In a worrying decision, the Court of Appeal, in the Housing Corporation v Bryant, find that, in order for a worker to argue that she or he has been victimised in a sex or race discrimination claim, they must show a 'causative link' in the originating application between the protected act and the subsequent detriment suffered.

This is an instance of the Court of Appeal taking an over-legalistic approach to Tribunal applications, which is inconsistent with, for example, recent decisions which suggest that a claim for race discrimination will automatically incorporate any claim for race discrimination, whether direct or indirect.

Ms Bryant complained to her employer that, during an interview, the employer's regional director had made offensive and inappropriate comments of a sexual nature to her. She was sent a letter which acknowledged that the comments had been contrary to the employer's equal opportunity policy. Two weeks later, Ms Bryant was informed that she was to be dismissed in three months' time.

Ms Bryant made complaints to the Employment Tribunal of unfair dismissal and sex discrimination. She set out in detail the events leading up to the termination of her employment, but she did not use the word 'victimisation', and she also did not expressly state that, in her contention, her dismissal was on account of her having carried out a "protected act", that is her making the complaint concerning inappropriate comments of a sexual nature.

When Ms Bryant attempted to amend her originating application to include a claim of victimisation, the Employment Tribunal refused her permission. The reason was that the originating application itself had not disclosed any grounds for a claim of victimisation and the application, essentially to add a fresh claim, was by then out of time. Although the Employment Appeal Tribunal overruled the Employment Tribunal's decision, the Court of Appeal reinstated it.
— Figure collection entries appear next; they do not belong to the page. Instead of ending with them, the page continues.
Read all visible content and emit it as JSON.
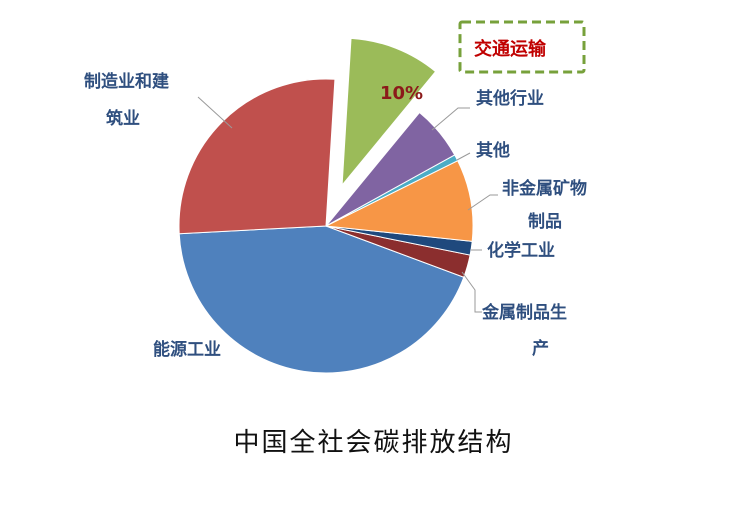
{
  "chart_data": {
    "type": "pie",
    "title": "中国全社会碳排放结构",
    "slices": [
      {
        "label": "能源工业",
        "value": 43.5,
        "color": "#4f81bd"
      },
      {
        "label": "金属制品生产",
        "value": 2.5,
        "color": "#8b2e2e"
      },
      {
        "label": "化学工业",
        "value": 1.5,
        "color": "#1f497d"
      },
      {
        "label": "非金属矿物制品",
        "value": 9.0,
        "color": "#f79646"
      },
      {
        "label": "其他",
        "value": 0.7,
        "color": "#4bacc6"
      },
      {
        "label": "其他行业",
        "value": 6.0,
        "color": "#8064a2"
      },
      {
        "label": "交通运输",
        "value": 10,
        "color": "#9bbb59",
        "exploded": true,
        "data_label": "10%"
      },
      {
        "label": "制造业和建筑业",
        "value": 26.8,
        "color": "#c0504d"
      }
    ],
    "highlight_box_color": "#77a13b"
  },
  "labels": {
    "energy": "能源工业",
    "metal": "金属制品生",
    "metal2": "产",
    "chem": "化学工业",
    "nonmetal": "非金属矿物",
    "nonmetal2": "制品",
    "other": "其他",
    "other_ind": "其他行业",
    "transport": "交通运输",
    "transport_pct": "10%",
    "mfg": "制造业和建",
    "mfg2": "筑业"
  },
  "caption": "中国全社会碳排放结构"
}
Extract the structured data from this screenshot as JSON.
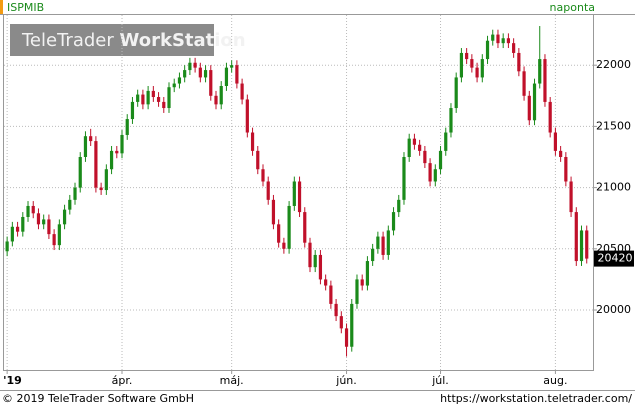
{
  "chart_data": {
    "type": "candlestick",
    "title": "ISPMIB",
    "period": "naponta",
    "watermark": [
      "TeleTrader",
      "WorkStation"
    ],
    "footer_left": "© 2019 TeleTrader Software GmbH",
    "footer_right": "https://workstation.teletrader.com/",
    "up_color": "#1a8a1a",
    "down_color": "#c0102a",
    "ylim": [
      19510,
      22410
    ],
    "yticks": [
      20000,
      20500,
      21000,
      21500,
      22000
    ],
    "grid": true,
    "xlim": [
      -0.6,
      112.2
    ],
    "xticks": [
      {
        "value": 0,
        "label": "'19"
      },
      {
        "value": 22,
        "label": "ápr."
      },
      {
        "value": 43,
        "label": "máj."
      },
      {
        "value": 65,
        "label": "jún."
      },
      {
        "value": 83,
        "label": "júl."
      },
      {
        "value": 105,
        "label": "aug."
      }
    ],
    "candles": [
      [
        20480,
        20600,
        20440,
        20560
      ],
      [
        20560,
        20720,
        20520,
        20680
      ],
      [
        20680,
        20720,
        20600,
        20640
      ],
      [
        20640,
        20800,
        20600,
        20760
      ],
      [
        20760,
        20890,
        20720,
        20850
      ],
      [
        20850,
        20890,
        20750,
        20790
      ],
      [
        20790,
        20830,
        20660,
        20700
      ],
      [
        20700,
        20780,
        20660,
        20740
      ],
      [
        20740,
        20780,
        20580,
        20620
      ],
      [
        20620,
        20660,
        20490,
        20530
      ],
      [
        20530,
        20740,
        20490,
        20700
      ],
      [
        20700,
        20860,
        20660,
        20820
      ],
      [
        20820,
        20940,
        20780,
        20900
      ],
      [
        20900,
        21040,
        20860,
        21000
      ],
      [
        21000,
        21290,
        20960,
        21250
      ],
      [
        21250,
        21460,
        21210,
        21420
      ],
      [
        21420,
        21480,
        21340,
        21380
      ],
      [
        21380,
        21420,
        20960,
        21000
      ],
      [
        21000,
        21040,
        20940,
        20980
      ],
      [
        20980,
        21190,
        20940,
        21150
      ],
      [
        21150,
        21340,
        21110,
        21300
      ],
      [
        21300,
        21340,
        21240,
        21280
      ],
      [
        21280,
        21470,
        21240,
        21430
      ],
      [
        21430,
        21600,
        21390,
        21560
      ],
      [
        21560,
        21740,
        21520,
        21700
      ],
      [
        21700,
        21800,
        21660,
        21760
      ],
      [
        21760,
        21800,
        21640,
        21680
      ],
      [
        21680,
        21830,
        21640,
        21790
      ],
      [
        21790,
        21830,
        21700,
        21740
      ],
      [
        21740,
        21780,
        21660,
        21700
      ],
      [
        21700,
        21740,
        21610,
        21650
      ],
      [
        21650,
        21860,
        21610,
        21820
      ],
      [
        21820,
        21890,
        21780,
        21850
      ],
      [
        21850,
        21940,
        21810,
        21900
      ],
      [
        21900,
        22000,
        21860,
        21960
      ],
      [
        21960,
        22060,
        21920,
        22020
      ],
      [
        22020,
        22060,
        21940,
        21980
      ],
      [
        21980,
        22020,
        21860,
        21900
      ],
      [
        21900,
        22000,
        21860,
        21960
      ],
      [
        21960,
        22000,
        21710,
        21750
      ],
      [
        21750,
        21790,
        21640,
        21680
      ],
      [
        21680,
        21870,
        21640,
        21830
      ],
      [
        21830,
        22020,
        21790,
        21980
      ],
      [
        21980,
        22040,
        21940,
        22000
      ],
      [
        22000,
        22040,
        21810,
        21850
      ],
      [
        21850,
        21890,
        21680,
        21720
      ],
      [
        21720,
        21760,
        21410,
        21450
      ],
      [
        21450,
        21490,
        21260,
        21300
      ],
      [
        21300,
        21340,
        21110,
        21150
      ],
      [
        21150,
        21190,
        21010,
        21050
      ],
      [
        21050,
        21090,
        20860,
        20900
      ],
      [
        20900,
        20940,
        20660,
        20700
      ],
      [
        20700,
        20740,
        20510,
        20550
      ],
      [
        20550,
        20590,
        20460,
        20500
      ],
      [
        20500,
        20890,
        20460,
        20850
      ],
      [
        20850,
        21090,
        20810,
        21050
      ],
      [
        21050,
        21090,
        20760,
        20800
      ],
      [
        20800,
        20840,
        20510,
        20550
      ],
      [
        20550,
        20590,
        20310,
        20350
      ],
      [
        20350,
        20490,
        20310,
        20450
      ],
      [
        20450,
        20490,
        20210,
        20250
      ],
      [
        20250,
        20290,
        20160,
        20200
      ],
      [
        20200,
        20240,
        20010,
        20050
      ],
      [
        20050,
        20090,
        19910,
        19950
      ],
      [
        19950,
        19990,
        19810,
        19850
      ],
      [
        19850,
        19890,
        19620,
        19700
      ],
      [
        19700,
        20090,
        19660,
        20050
      ],
      [
        20050,
        20290,
        20010,
        20250
      ],
      [
        20250,
        20290,
        20160,
        20200
      ],
      [
        20200,
        20440,
        20160,
        20400
      ],
      [
        20400,
        20540,
        20360,
        20500
      ],
      [
        20500,
        20640,
        20460,
        20600
      ],
      [
        20600,
        20640,
        20410,
        20450
      ],
      [
        20450,
        20690,
        20410,
        20650
      ],
      [
        20650,
        20840,
        20610,
        20800
      ],
      [
        20800,
        20940,
        20760,
        20900
      ],
      [
        20900,
        21290,
        20860,
        21250
      ],
      [
        21250,
        21440,
        21210,
        21400
      ],
      [
        21400,
        21440,
        21310,
        21350
      ],
      [
        21350,
        21390,
        21260,
        21300
      ],
      [
        21300,
        21340,
        21160,
        21200
      ],
      [
        21200,
        21240,
        21010,
        21050
      ],
      [
        21050,
        21190,
        21010,
        21150
      ],
      [
        21150,
        21340,
        21110,
        21300
      ],
      [
        21300,
        21490,
        21260,
        21450
      ],
      [
        21450,
        21690,
        21410,
        21650
      ],
      [
        21650,
        21940,
        21610,
        21900
      ],
      [
        21900,
        22140,
        21860,
        22100
      ],
      [
        22100,
        22140,
        22010,
        22050
      ],
      [
        22050,
        22090,
        21940,
        21980
      ],
      [
        21980,
        22020,
        21860,
        21900
      ],
      [
        21900,
        22090,
        21860,
        22050
      ],
      [
        22050,
        22240,
        22010,
        22200
      ],
      [
        22200,
        22290,
        22160,
        22250
      ],
      [
        22250,
        22290,
        22140,
        22180
      ],
      [
        22180,
        22260,
        22140,
        22220
      ],
      [
        22220,
        22260,
        22140,
        22180
      ],
      [
        22180,
        22220,
        22060,
        22100
      ],
      [
        22100,
        22140,
        21910,
        21950
      ],
      [
        21950,
        21990,
        21710,
        21750
      ],
      [
        21750,
        21790,
        21510,
        21550
      ],
      [
        21550,
        21890,
        21510,
        21850
      ],
      [
        21850,
        22320,
        21810,
        22050
      ],
      [
        22050,
        22090,
        21660,
        21700
      ],
      [
        21700,
        21740,
        21410,
        21450
      ],
      [
        21450,
        21490,
        21260,
        21300
      ],
      [
        21300,
        21340,
        21210,
        21250
      ],
      [
        21250,
        21290,
        21010,
        21050
      ],
      [
        21050,
        21090,
        20760,
        20800
      ],
      [
        20800,
        20840,
        20360,
        20400
      ],
      [
        20400,
        20690,
        20360,
        20650
      ],
      [
        20650,
        20690,
        20380,
        20420
      ]
    ]
  }
}
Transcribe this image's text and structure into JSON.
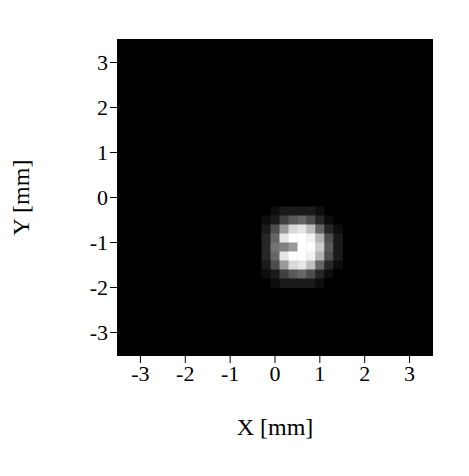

According to the Court of Appeal, unless the originating application demonstrated a 'causative link' between the making of the allegations of sex discrimination and the dismissal, then it did not encompass a claim of victimisation.

The decision has already been followed in Lewis v Blue Arrow Limited, where an Applicant was refused leave to add a claim of victimisation to a pre-existing claim of race discrimination on the ground that it was out of time and it would not be just and equitable to extend time.

Great care must be taken in drafting originating applications where there is a complaint of victimisation. It will be essential to cite victimisation in Box 1 in the IT1. It will be helpful to identify the 'protected act' and then allege specifically that the detriment suffered was on account of the performance of the protected act in the full details of complaint in Box 10.

In the absence of an express causative link, it is likely that a Tribunal will find that the claim is one only of direct discrimination and any subsequent attempt to amend to include a claim of victimisation may well be treated as out of time.